Among the officers is Commissioner Douglas Nyakutsikwa, who was arrested after he allegedly used his influence as a senior police officer to get residential stands for himself and his friends from Harare City Council.

Last year, Harare magistrate Bianca Makwande bemoaned unnecessary delays on graft cases, adding that continued postponement of the cases would result in a gridlock of pending matters at the courts.

“What delays completion of graft cases is that the suspects engage their lawyers, make as many applications as possible just to avoid trial. But what we are very sure of is that even if they make such countless applications, they will eventually stand trial,” Mpofu said.

“We cannot deny the suspect their rights, even if we want to bring them to book. We may want a corruption case to be complete within a day if it was possible, but the due process of the law has to be followed to uphold the dictates of our Constitution.”

But Zimbabwe Coalition on Debt Development programmes manager John Maketo said lack of political commitment to fight corruption resulted in the majority of the cases remaining pending.

“It is correct that everyone is innocent until proven guilty, and that the accused persons have a right to be represented, but that cannot be an excuse for failure to end graft. Government established a special anti-corruption court (at the Harare Magistrates’ Court) to expedite the trial and completion of graft cases,” he said.

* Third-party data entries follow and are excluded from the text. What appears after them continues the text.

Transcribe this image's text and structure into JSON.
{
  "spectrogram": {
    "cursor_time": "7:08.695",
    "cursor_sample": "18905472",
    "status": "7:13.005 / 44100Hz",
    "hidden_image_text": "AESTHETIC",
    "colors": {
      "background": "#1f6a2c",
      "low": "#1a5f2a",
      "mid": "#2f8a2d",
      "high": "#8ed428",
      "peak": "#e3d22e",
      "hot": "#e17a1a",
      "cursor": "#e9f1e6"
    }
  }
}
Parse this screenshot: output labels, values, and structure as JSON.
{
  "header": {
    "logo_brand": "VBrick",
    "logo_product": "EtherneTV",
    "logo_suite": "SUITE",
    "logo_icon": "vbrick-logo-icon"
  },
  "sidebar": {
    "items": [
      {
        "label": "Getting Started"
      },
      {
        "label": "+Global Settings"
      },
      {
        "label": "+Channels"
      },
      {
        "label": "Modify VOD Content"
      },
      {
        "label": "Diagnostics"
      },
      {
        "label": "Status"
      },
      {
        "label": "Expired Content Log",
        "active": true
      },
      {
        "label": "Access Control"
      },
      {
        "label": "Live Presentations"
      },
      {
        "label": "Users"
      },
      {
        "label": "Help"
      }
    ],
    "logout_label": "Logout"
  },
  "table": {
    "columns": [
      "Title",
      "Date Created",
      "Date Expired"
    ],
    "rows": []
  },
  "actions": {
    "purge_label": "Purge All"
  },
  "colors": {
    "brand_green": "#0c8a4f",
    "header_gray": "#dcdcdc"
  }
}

“Therefore, if there is commitment, more cases should have been completed by now. Sacu officials cannot sit back and argue that their hands are tied on prosecution of issues. Otherwise their efforts will be in vain due to unnecessary postponement of the cases.

“There should be a clear legislation on fighting corruption to support the institutions. When we do not have such laws, fighting corruption is a myth.”

Former Cabinet ministers Priscah Mupfumira and Obadiah Moyo are among several high-profile people who have been arraigned before the courts on corruption allegations, with their cases still pending.